Drogi Kaeyo,
Znamy się dosyć długo i ostatnio przypadkiem wpadły mi w ręce dwa bilety na pokaz magiczny w operze za trzy dni. Słyszałem, że magik, który to wykonuje jest bardzo utalentowany. Wiele osób marzy, by iść zobaczyć go w akcji na najlepszej scenie w całym Fontaine.
Chciałbym żebyś mi towarzyszył. Wiem, że to może odrobinę wygórowana prośba, ale mam nadzieję, że się zgodzisz. Bardzo chciałbym wreszcie Cię zobaczyć, usłyszeć, dotknąć. Ostatnio te myśli nieprzerwanie wędrują mi po głowie. Czy to zbrodnia, że tego tak mocno pragnę? Chyba nie jestem na tyle kompetentny, by orzekać w tej sprawie.

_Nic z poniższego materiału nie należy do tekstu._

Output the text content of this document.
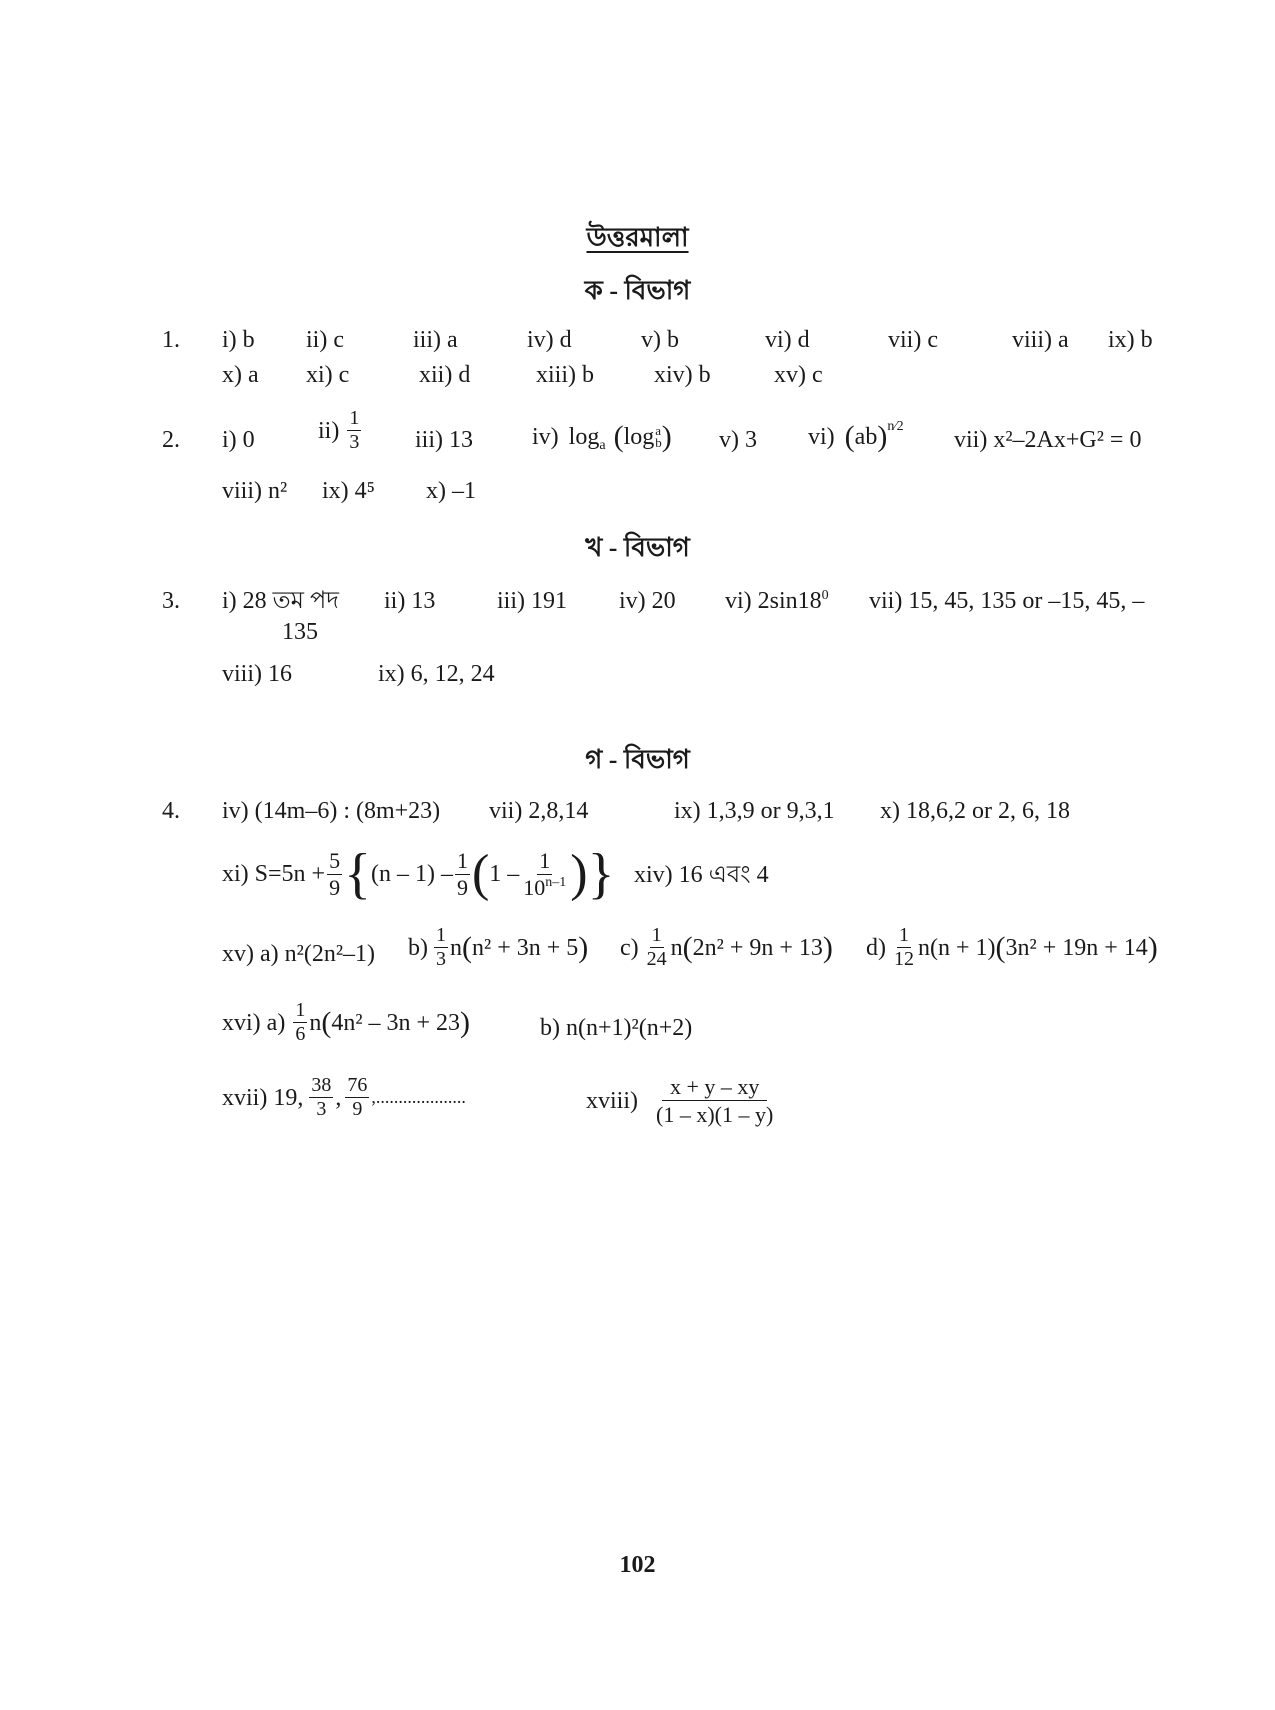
উত্তরমালা
ক - বিভাগ
1. i) b ii) c	iii) a	iv) d	v) b	vi) d	vii) c	viii) a ix) b
x) a xi) c	xii) d	xiii) b	xiv) b	xv) c
2. i) 0	$ii) \frac{1}{3} iii$) 13 iv) $\log_a$ ( log a
b ) v) 3 vi) ( ab ) n⁄2
vii) x²–2Ax+G² = 0
viii) n² ix) 4⁵ x) –1
খ - বিভাগ
3. i) 28 তম পদ ii) 13	iii) 191 iv) 20 vi) $2\sin 18^0$ vii) 15, 45, 135 or –15, 45, –
135
viii) 16	ix) 6, 12, 24
গ - বিভাগ
4. iv) (14m–6) : (8m+23) vii) 2,8,14	ix) 1,3,9 or 9,3,1 x) 18,6,2 or 2, 6, 18
xi) $S=5n + \frac{5}{9}$ { $(n - 1) - \frac{1}{9}$ ( $1 - \frac{1}{10^{n-1}}$ ) } xiv) 16 এবং 4
xv) a) n²(2n²–1) $b) \frac{1}{3}$ n ( n² + 3n + 5 ) $c) \frac{1}{24}$ n ( 2n² + 9n + 13 ) $d) \frac{1}{12} n(n + 1)$ ( 3n² + 19n + 14 )
xvi) $a) \frac{1}{6}$ n ( 4n² – 3n + 23 )	b) n(n+1)²(n+2)
xvii) 19, $\frac{38}{3}$ , $\frac{76}{9}$ ,....................	xviii) $\frac{x + y - xy}{(1 - x)(1 - y)}$
102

Oczywiście nie będę miał Ci za złe jeśli masz jakieś sprawy na głowie. W pełni to rozumiem. Jesteś osobą wysoką postawioną w swojej nacji, więc zapewne nie możesz tak po prostu jej opuścić.
Wciąż... mam lichą nadzieję, że się mylę i będziesz mógł przyjechać. Chcę się w Tobie zakochać od pierwszego wejrzenia
Twój Neuvillette
(Charakter pisma był nieco krzywy. Ktoś kto nie widział setek słów pisanych przez sędzię mógłby tego nie zauważyć, ale na oko pewnego kapitana kawalerii Iudex Fontaine był nerwowy w trakcie pisania tego listu)
Drogi Neuvillette,
Już wyruszam w podróż. Gdy to piszę jestem już spakowany. Spodziewaj się mnie za dwa dni. Podobno tyle trwa podróż z Mondstadt do Fontaine. Jestem pewien, że oboje z wzajemnością zakochamy się w sobie od pierwszego wejrzenia.
Twój Kaeya
Author's note
Zanim zaczniesz pisać w komentarzu dlaczego jest status opowiadania zakończone to przeczytaj to!!
Postanowiłam, że podzielę to na dwie części. Tutaj jest część pierwsza, czyli poznanie Kaevillette i ich pierwsze listy, a w drugiej będzie pierwsze spotkanie Kaevillette oraz udział Kaeyi w Archon Quescie Fontaine.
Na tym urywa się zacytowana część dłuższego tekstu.